Districtwide, the percentage of students who were proficient or better in reading fell from 60.8 percent in 2011 to 58.8 percent this year; figures for math also were down, from 66.2 percent to 62.4 percent. That didn't undo all of the gains, but it put the district back, close to where it was two years ago.
The number of schools that met targets under the federal No Child Left Behind standard was just seven out of 57; last year, when the district had 60 schools, 32 of them met the goal.
A detailed analysis by Post-Gazette education editor Eleanor Chute showed far worse results at some individual buildings. Eleven schools experienced double-digit drops in reading performance and 14 did the same in math. Of those, five schools saw double-digit drops in both subjects -- four elementary schools and one high school, Perry.
At Allderdice, the Squirrel Hill school that is often considered the gem of the district, just 53.5 percent of 11th-graders met the standard in both math and reading; last year, the comparable figures were 67.3 percent in math and 77 percent in reading.

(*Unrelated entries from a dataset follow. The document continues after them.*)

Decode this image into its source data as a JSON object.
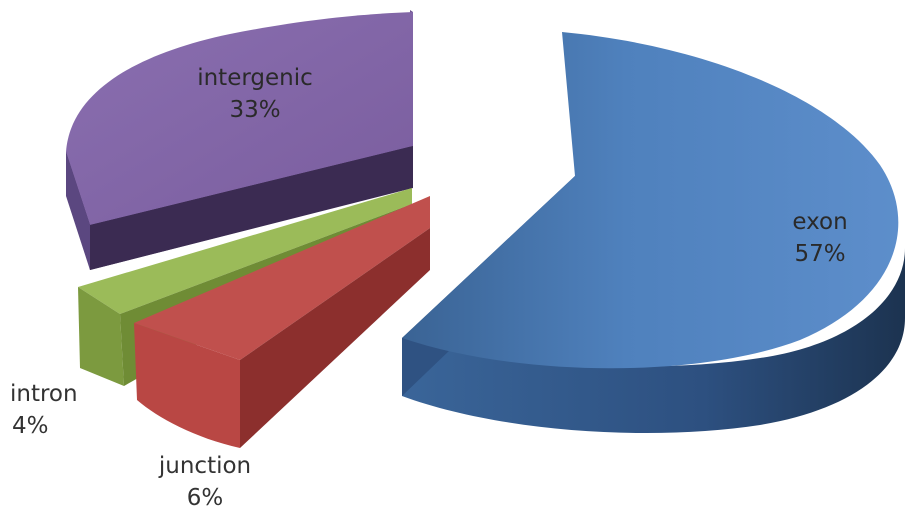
{
  "chart_data": {
    "type": "pie",
    "style": "3d-exploded",
    "title": "",
    "slices": [
      {
        "label": "exon",
        "value": 57,
        "display": "57%",
        "color": "#4f81bd"
      },
      {
        "label": "junction",
        "value": 6,
        "display": "6%",
        "color": "#c0504d"
      },
      {
        "label": "intron",
        "value": 4,
        "display": "4%",
        "color": "#9bbb59"
      },
      {
        "label": "intergenic",
        "value": 33,
        "display": "33%",
        "color": "#8064a2"
      }
    ]
  }
}
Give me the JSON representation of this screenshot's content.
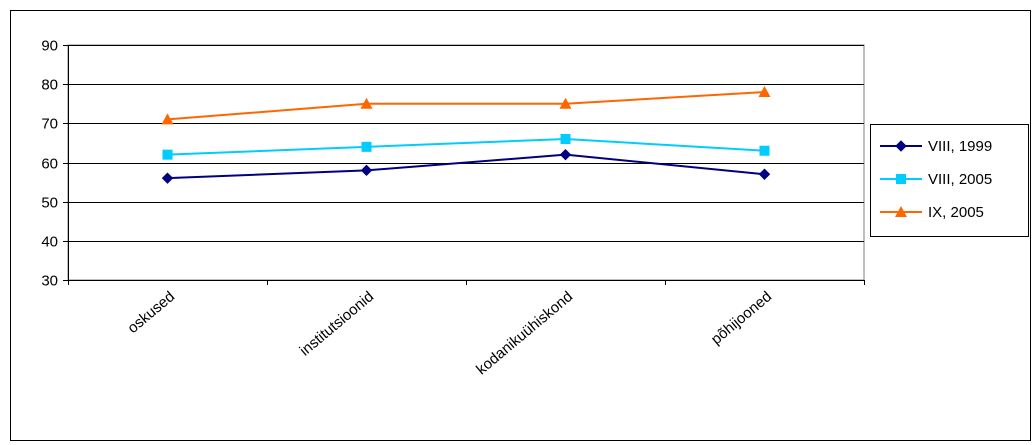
{
  "chart_data": {
    "type": "line",
    "title": "",
    "xlabel": "",
    "ylabel": "",
    "categories": [
      "oskused",
      "institutsioonid",
      "kodanikuühiskond",
      "põhijooned"
    ],
    "ylim": [
      30,
      90
    ],
    "yticks": [
      "30",
      "40",
      "50",
      "60",
      "70",
      "80",
      "90"
    ],
    "grid": true,
    "legend_position": "right",
    "series": [
      {
        "name": "VIII, 1999",
        "values": [
          56,
          58,
          62,
          57
        ],
        "color": "#000080",
        "marker": "diamond"
      },
      {
        "name": "VIII, 2005",
        "values": [
          62,
          64,
          66,
          63
        ],
        "color": "#00ccff",
        "marker": "square"
      },
      {
        "name": "IX, 2005",
        "values": [
          71,
          75,
          75,
          78
        ],
        "color": "#ff6600",
        "marker": "triangle"
      }
    ]
  }
}
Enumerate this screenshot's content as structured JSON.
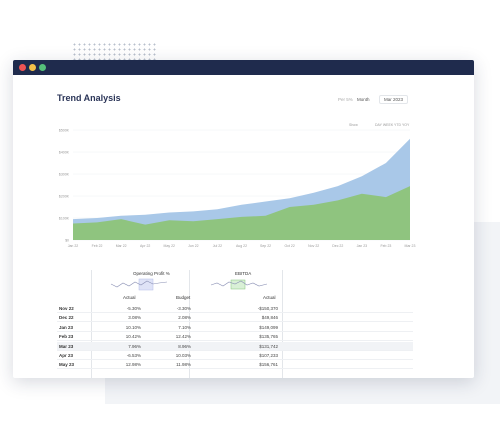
{
  "colors": {
    "titlebar": "#1f2b4d",
    "dot_red": "#f05454",
    "dot_yellow": "#f4c14a",
    "dot_green": "#55c07a",
    "budget_area": "#a9c8e8",
    "actual_area": "#8fc47f"
  },
  "header": {
    "title": "Trend Analysis",
    "ctrl_a": "Per 5%",
    "ctrl_b": "Month",
    "ctrl_c": "Mar 2023",
    "sub_label": "Show",
    "sub_opts": "DAY  WEEK  YTD  YOY"
  },
  "chart_data": {
    "type": "area",
    "x": [
      "Jan 22",
      "Feb 22",
      "Mar 22",
      "Apr 22",
      "May 22",
      "Jun 22",
      "Jul 22",
      "Aug 22",
      "Sep 22",
      "Oct 22",
      "Nov 22",
      "Dec 22",
      "Jan 23",
      "Feb 23",
      "Mar 23"
    ],
    "y_ticks": [
      "$0",
      "$100K",
      "$200K",
      "$300K",
      "$400K",
      "$500K"
    ],
    "ylim": [
      0,
      500
    ],
    "series": [
      {
        "values": [
          95,
          100,
          110,
          115,
          125,
          130,
          140,
          160,
          175,
          190,
          215,
          245,
          290,
          350,
          460
        ]
      },
      {
        "values": [
          75,
          80,
          95,
          70,
          90,
          85,
          95,
          105,
          110,
          150,
          160,
          180,
          210,
          195,
          245
        ]
      }
    ]
  },
  "table": {
    "group1": "Operating Profit %",
    "group2": "EBITDA",
    "col_actual": "Actual",
    "col_budget": "Budget",
    "col_actual2": "Actual",
    "rows": [
      {
        "label": "Nov 22",
        "a": "-5.30%",
        "b": "-3.30%",
        "c": "-$150,370"
      },
      {
        "label": "Dec 22",
        "a": "3.08%",
        "b": "2.08%",
        "c": "$49,846"
      },
      {
        "label": "Jan 23",
        "a": "10.10%",
        "b": "7.10%",
        "c": "$149,099"
      },
      {
        "label": "Feb 23",
        "a": "10.42%",
        "b": "12.42%",
        "c": "$135,765"
      },
      {
        "label": "Mar 23",
        "a": "7.96%",
        "b": "8.96%",
        "c": "$131,742"
      },
      {
        "label": "Apr 23",
        "a": "-6.53%",
        "b": "10.03%",
        "c": "$107,233"
      },
      {
        "label": "May 23",
        "a": "12.98%",
        "b": "11.98%",
        "c": "$156,761"
      }
    ]
  }
}
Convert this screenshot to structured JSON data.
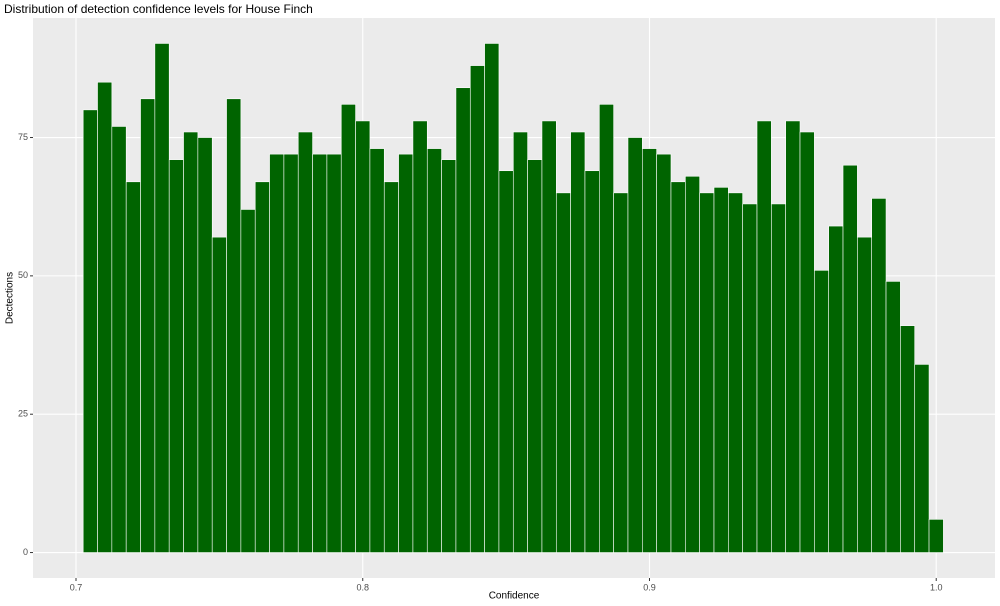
{
  "chart_data": {
    "type": "histogram",
    "title": "Distribution of detection confidence levels for House Finch",
    "x_label": "Confidence",
    "y_label": "Dectections",
    "bins": [
      0.7025,
      0.7075,
      0.7125,
      0.7175,
      0.7225,
      0.7275,
      0.7325,
      0.7375,
      0.7425,
      0.7475,
      0.7525,
      0.7575,
      0.7625,
      0.7675,
      0.7725,
      0.7775,
      0.7825,
      0.7875,
      0.7925,
      0.7975,
      0.8025,
      0.8075,
      0.8125,
      0.8175,
      0.8225,
      0.8275,
      0.8325,
      0.8375,
      0.8425,
      0.8475,
      0.8525,
      0.8575,
      0.8625,
      0.8675,
      0.8725,
      0.8775,
      0.8825,
      0.8875,
      0.8925,
      0.8975,
      0.9025,
      0.9075,
      0.9125,
      0.9175,
      0.9225,
      0.9275,
      0.9325,
      0.9375,
      0.9425,
      0.9475,
      0.9525,
      0.9575,
      0.9625,
      0.9675,
      0.9725,
      0.9775,
      0.9825,
      0.9875,
      0.9925,
      0.9975,
      1.0025
    ],
    "values": [
      80,
      85,
      77,
      67,
      82,
      92,
      71,
      76,
      75,
      57,
      82,
      62,
      67,
      72,
      72,
      76,
      72,
      72,
      81,
      78,
      73,
      67,
      72,
      78,
      73,
      71,
      84,
      88,
      92,
      69,
      76,
      71,
      78,
      65,
      76,
      69,
      81,
      65,
      75,
      73,
      72,
      67,
      68,
      65,
      66,
      65,
      63,
      78,
      63,
      78,
      76,
      51,
      59,
      70,
      57,
      64,
      49,
      41,
      34,
      6
    ],
    "color": "#006400",
    "xlim": [
      0.685,
      1.0205
    ],
    "ylim": [
      -4.6,
      96.6
    ],
    "xticks": [
      0.7,
      0.8,
      0.9,
      {
        "value": 1,
        "label": "1.0"
      }
    ],
    "yticks": [
      0,
      25,
      50,
      75
    ],
    "grid": true
  }
}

Perry registered the worst drop of all, a fall-off of 30 percentage points: on the 11th-grade reading exam, just 22.4 percent of students were proficient or better, compared with 52.4 percent a year ago.
Superintendent Linda Lane and district officials were taken aback by the results and admit that they don't know what scuttled the Pittsburgh Public Schools' slow but steady progress. Nor do they have easy remedies prepared for the future.
This has been a difficult period for school districts, and Pittsburgh is no exception. It closed several buildings to cut operating costs and address declining enrollment. This summer, the district laid off 280 employees.
The Pittsburgh Public Schools found a way to remain financially solvent in difficult times. Now administrators, teachers, parents and students must work together to figure out how to tackle the district's primary goal of improving academic achievement.
Correction/Clarification: (Published September 14, 2012) Figures in an editorial Wednesday on the Pittsburgh Public Schools' state achievement tests were wrong because the district provided incorrect data. Here are the corrected numbers. Eleven schools showed double-digit drops in reading performance. Five schools saw double-digit drops in both reading and math, including four elementary schools and Perry High School. The drop in reading at Perry was 19.6 points and at Allderdice 9.3 points.